江寒の脳裏にこの途方もない言葉が浮かんだが、目の前の光景は信じざるを得なかった。この崩壊した世界では、理性は最も無用なものになっているようだった。

その黑影は蠢き、江寒に近づいてきた。それは動くにつれ、周囲の光はすべて吸い込まれるかのように、街灯がジリジリとうなり、ガラスの灯泡が粉砕した。

闇が覆った。

江寒の心臓が激しく鼓動した。死の恐怖が潮のように彼を飲み込んだ。しかし、その怨霊が彼の首筋に触れようとした瞬間、異変が起きた。

彼の足元の影が、突然動き出した。

ただの光による投射でできた黒い輪郭が、まるで貪欲な大口のように猛然と巻き上がり、常识に反してあの怨霊へと伸びていった。

激しい衝突も、天変地異のような音もなかった。

あの恐ろしい怨霊は、江寒の影に触れた瞬間、雪が沸水に遭遇したように、音もなく溶けて消えた。凄まじい泣き声がぴたりと止み、代わりに、深い淵から聞こえてくるような満ち足りた低い声がした。

ゴクッと。

江寒は明確に感じた、冷たくも力強い気流が足底から天靈蓋へと突き上がったのだ。あの感覚は痛苦ではなく、むしろ诡异な愉悦をもたらし、まるで体内に欠けていた何かが瞬間的に満たされたようだった。

街灯が再び灯った。まだ淡いままだったが。

通りは死んだような静けさに戻った。まるでさっき的一切は幻だったかのように。

江寒は荒い息をしながら、冷汗が衣をびしょ濡れにした。彼は恐怖に見下ろした自分の足元を——あの影が以前よりずっと深く、ずっと濃くなり、底知れぬ淵の潭のように深まっているのが見えた。
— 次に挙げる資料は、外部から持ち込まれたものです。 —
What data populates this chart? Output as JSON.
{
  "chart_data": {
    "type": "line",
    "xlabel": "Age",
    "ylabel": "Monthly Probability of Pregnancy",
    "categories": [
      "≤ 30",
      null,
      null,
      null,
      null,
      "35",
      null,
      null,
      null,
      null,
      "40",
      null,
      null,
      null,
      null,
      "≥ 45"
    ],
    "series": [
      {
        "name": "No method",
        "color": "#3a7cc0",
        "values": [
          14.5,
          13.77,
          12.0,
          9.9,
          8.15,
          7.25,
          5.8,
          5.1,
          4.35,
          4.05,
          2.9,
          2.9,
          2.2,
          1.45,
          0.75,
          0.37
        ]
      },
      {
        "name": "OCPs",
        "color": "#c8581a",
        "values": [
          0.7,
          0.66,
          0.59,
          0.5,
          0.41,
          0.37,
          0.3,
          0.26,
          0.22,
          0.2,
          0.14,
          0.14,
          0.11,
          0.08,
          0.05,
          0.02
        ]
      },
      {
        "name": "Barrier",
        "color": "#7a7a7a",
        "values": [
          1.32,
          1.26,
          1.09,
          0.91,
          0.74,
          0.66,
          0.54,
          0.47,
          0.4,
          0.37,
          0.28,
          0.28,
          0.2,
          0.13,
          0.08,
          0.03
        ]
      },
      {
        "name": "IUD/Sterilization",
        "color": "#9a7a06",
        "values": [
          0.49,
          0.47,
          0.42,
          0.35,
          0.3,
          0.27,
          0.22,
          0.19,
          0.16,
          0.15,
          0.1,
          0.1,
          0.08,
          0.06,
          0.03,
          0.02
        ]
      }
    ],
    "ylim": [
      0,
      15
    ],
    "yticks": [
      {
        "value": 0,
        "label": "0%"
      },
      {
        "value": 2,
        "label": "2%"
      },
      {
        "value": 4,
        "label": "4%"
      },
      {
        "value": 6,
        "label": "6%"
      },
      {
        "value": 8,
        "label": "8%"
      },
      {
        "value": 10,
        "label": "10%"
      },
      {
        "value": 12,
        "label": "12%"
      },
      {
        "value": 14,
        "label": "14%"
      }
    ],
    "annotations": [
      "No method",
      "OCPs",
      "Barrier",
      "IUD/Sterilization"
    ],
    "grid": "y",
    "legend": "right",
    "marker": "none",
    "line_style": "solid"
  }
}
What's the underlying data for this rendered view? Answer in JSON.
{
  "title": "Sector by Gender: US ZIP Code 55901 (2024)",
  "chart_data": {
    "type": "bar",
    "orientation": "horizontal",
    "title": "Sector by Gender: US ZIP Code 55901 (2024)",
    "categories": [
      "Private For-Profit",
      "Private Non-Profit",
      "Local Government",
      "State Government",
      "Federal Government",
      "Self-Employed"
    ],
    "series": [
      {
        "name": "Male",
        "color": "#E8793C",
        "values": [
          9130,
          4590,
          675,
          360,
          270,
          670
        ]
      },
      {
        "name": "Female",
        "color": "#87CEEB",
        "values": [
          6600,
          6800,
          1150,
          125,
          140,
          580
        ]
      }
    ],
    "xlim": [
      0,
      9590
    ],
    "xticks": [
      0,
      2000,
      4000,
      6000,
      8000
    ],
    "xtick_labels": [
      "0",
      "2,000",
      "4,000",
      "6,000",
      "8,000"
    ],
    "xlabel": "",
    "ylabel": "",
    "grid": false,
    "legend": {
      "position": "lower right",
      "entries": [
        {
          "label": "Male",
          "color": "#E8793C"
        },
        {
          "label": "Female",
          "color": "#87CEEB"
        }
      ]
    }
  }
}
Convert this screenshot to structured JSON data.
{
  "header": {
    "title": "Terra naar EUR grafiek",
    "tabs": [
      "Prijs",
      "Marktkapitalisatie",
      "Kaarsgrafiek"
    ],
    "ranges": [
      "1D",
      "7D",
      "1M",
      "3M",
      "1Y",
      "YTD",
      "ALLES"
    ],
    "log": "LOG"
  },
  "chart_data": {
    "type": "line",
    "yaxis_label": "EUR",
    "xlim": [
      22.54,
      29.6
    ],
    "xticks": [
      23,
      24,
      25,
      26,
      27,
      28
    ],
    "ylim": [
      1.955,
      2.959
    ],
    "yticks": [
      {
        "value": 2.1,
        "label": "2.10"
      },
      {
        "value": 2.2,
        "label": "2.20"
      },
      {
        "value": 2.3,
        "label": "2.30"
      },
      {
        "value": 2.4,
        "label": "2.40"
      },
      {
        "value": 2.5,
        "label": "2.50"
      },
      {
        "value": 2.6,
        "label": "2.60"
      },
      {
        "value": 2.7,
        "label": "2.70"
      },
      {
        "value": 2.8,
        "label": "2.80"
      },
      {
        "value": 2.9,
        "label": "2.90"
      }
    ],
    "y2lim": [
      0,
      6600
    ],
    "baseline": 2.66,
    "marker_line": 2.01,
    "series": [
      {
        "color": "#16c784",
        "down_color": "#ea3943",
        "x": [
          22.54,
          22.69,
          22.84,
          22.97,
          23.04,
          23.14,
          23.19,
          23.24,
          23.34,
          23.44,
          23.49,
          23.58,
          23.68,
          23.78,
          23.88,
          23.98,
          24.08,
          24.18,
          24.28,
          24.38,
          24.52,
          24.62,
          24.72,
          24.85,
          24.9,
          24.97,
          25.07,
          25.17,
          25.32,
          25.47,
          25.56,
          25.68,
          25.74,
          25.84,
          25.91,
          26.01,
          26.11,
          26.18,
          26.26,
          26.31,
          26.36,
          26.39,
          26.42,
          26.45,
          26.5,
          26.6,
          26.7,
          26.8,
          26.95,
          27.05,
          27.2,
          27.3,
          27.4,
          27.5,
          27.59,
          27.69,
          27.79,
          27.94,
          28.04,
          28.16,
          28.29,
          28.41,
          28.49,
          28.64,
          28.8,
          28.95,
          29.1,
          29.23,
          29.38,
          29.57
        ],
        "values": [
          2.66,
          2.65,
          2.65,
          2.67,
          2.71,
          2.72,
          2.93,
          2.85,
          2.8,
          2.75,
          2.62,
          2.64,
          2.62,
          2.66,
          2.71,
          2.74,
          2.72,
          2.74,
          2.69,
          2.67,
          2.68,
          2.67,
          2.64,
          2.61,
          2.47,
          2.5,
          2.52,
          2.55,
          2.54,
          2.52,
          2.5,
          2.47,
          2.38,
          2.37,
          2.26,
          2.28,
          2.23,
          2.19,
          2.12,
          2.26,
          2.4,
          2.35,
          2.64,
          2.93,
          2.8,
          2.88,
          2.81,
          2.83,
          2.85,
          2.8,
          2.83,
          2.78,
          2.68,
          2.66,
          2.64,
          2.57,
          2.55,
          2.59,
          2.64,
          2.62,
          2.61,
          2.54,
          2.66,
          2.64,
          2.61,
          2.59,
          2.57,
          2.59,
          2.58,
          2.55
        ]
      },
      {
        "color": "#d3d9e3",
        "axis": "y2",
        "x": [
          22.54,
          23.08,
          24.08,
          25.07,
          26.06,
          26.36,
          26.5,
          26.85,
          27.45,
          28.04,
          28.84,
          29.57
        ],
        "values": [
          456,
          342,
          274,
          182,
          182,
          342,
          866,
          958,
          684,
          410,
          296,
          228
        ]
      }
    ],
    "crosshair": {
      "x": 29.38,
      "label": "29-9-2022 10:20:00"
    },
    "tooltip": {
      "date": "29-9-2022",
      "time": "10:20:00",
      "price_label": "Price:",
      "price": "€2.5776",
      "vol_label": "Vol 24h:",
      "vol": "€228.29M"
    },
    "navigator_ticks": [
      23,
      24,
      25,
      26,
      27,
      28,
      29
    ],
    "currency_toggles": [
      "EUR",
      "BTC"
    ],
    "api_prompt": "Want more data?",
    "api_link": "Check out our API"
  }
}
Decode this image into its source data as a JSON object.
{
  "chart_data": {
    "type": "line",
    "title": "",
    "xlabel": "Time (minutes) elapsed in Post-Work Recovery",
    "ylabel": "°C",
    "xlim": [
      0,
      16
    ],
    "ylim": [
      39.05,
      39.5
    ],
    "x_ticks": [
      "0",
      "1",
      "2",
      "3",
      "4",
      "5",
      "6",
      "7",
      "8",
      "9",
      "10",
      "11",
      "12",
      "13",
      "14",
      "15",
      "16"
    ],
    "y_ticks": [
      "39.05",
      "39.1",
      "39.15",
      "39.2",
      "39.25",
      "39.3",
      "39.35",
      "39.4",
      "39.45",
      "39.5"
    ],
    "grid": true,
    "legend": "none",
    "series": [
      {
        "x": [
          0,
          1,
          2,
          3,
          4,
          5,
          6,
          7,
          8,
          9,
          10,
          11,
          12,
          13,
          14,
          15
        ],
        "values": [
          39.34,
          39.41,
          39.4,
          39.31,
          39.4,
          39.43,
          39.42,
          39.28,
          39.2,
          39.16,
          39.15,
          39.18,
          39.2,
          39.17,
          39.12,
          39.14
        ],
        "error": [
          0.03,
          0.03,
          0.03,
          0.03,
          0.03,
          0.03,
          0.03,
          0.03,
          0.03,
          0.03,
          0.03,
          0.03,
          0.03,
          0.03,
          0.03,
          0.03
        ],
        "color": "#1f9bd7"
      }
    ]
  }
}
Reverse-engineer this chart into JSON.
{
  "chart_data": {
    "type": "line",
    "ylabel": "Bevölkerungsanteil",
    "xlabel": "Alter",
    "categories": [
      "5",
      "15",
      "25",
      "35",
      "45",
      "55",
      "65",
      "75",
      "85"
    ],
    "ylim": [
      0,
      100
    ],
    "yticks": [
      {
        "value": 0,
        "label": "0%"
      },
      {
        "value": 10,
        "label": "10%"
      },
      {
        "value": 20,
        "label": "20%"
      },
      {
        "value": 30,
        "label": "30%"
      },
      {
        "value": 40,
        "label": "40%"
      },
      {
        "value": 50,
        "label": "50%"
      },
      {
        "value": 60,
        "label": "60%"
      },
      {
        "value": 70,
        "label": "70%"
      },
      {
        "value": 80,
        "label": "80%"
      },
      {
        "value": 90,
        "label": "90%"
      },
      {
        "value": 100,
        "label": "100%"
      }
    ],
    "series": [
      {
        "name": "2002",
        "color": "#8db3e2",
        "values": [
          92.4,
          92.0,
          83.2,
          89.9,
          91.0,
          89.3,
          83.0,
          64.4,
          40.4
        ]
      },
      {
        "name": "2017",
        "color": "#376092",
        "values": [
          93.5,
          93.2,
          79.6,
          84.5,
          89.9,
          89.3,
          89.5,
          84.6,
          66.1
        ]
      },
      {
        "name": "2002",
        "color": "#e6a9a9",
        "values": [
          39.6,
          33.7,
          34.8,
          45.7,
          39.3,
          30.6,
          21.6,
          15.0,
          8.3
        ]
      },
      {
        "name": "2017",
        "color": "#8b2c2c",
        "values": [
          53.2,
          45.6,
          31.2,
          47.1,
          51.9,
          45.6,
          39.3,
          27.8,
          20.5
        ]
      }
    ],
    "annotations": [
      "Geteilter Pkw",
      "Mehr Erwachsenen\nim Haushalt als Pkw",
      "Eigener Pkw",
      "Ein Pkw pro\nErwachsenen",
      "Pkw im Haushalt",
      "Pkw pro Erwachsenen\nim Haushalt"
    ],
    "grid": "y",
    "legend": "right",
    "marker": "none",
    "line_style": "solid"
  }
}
そして影の奥底で、苦しむ人々の顔が隐约に挣扎するのが見え、やがて完全に沈んだ。

「それが……食われた?」

江寒は震える手を伸ばし、地面に触れようとしたが、途中で止まった。

彼は悟った。この世界は彼の想像よりはるかに狂っている。そして彼自身も、もはやあの普通な人間ではなかったのだ。

この万霊が夜に徘徊し、ルールが崩れた異界で、彼の体内の何かが、覚醒しようとしていた。